Association between comorbidities and QoL
Analysis of comorbidities revealed a strong association between the presence of comorbidities and global QoL in patients with advanced cancer (Model 2.1), such as back pain (β = − 7.4,95%CI = [− 11,− 3.8]), depression (β = − 13.8,95%CI = [− 21.4,− 6.1]), thyroid disease (β = − 8.9,95%CI = [− 14,− 3.8]) and diabetes (β = − 4.5,95%CI = [− 8.9,− 0.1]). Back pain and depression showed a strong association with physical, role and cognitive functioning (Model 2.2, Fig. 2). Asthma/COPD was strongly associated with higher odds of low social (OR = 1.9,95%CI = [1.2,3.2]), low physical (OR = 1.8,95%CI = [1.1,3]) and low cognitive (OR = 1.6,95%CI = [1,2.6]) functioning as well as more insomnia (OR = 2,95%CI = [1.2,3.4]). Anaemia/other blood conditions were associated with higher odds of more constipation (OR = 4.9,95%CI = [2.2,10]). There was no association between global QoL and comorbidities like arthritis, ulcers and stroke/CVA. The full results are shown in Figs. 1, 2 and 3.
All linear models satisfied the normality of residuals assumptions and all logistic regression models were a good fit as per the Hosmer–Lemeshow goodness of fit test.
Discussion
Patient-reported outcomes and QoL indicators are paramount in assessing the impact of treatments and comorbidities on the QoL of cancer patients. This cross-sectional study was primarily aimed at finding associations between immunotherapy and other cancer treatments and QoL of patients with advanced cancer. Such patients are restricted in their QoL due to their diagnosis and potential treatment-related side-effects. Physicians are aware of this fact [24] and research efforts as well as clinical practice are being mounted towards optimising patients’ QoL. Identification of cancer treatments and comorbidities associated with QoL measures may help minimise the decline in patients’ QoL.

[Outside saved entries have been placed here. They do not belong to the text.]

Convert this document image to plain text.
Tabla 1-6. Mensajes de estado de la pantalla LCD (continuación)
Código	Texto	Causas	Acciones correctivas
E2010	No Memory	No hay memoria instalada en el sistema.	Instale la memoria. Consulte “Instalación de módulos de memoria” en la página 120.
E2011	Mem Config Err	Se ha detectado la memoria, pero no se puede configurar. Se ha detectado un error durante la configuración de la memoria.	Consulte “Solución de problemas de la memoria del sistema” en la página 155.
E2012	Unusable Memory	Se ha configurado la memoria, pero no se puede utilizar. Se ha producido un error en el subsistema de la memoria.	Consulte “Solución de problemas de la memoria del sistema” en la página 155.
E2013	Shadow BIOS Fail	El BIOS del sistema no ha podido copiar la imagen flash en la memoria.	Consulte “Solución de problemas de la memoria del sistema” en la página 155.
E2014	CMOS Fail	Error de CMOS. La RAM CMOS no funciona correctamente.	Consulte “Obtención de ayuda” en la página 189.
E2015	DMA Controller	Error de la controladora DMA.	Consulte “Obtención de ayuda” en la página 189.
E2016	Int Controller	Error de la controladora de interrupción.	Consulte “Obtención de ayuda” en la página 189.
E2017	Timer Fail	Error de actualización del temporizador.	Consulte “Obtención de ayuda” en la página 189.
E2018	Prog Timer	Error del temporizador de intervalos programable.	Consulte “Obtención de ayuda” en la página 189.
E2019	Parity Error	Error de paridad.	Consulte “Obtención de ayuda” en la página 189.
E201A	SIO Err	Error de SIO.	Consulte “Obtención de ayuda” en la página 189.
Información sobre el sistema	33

Our study showed that over a third of patients scored below the threshold level on the physical and role functioning scales and above the threshold level on dyspnoea, fatigue and pain symptom scales. Moreover, studies with more focused populations with respect to cancer sites also reported symptoms including fatigue [25], dyspnea [25], pain [25] and insomnia [25, 26] after treatment for advanced cancer. We also observed associations between specific treatments and QoL components, as also observed in the limited literature, for example among breast cancer survivors [15].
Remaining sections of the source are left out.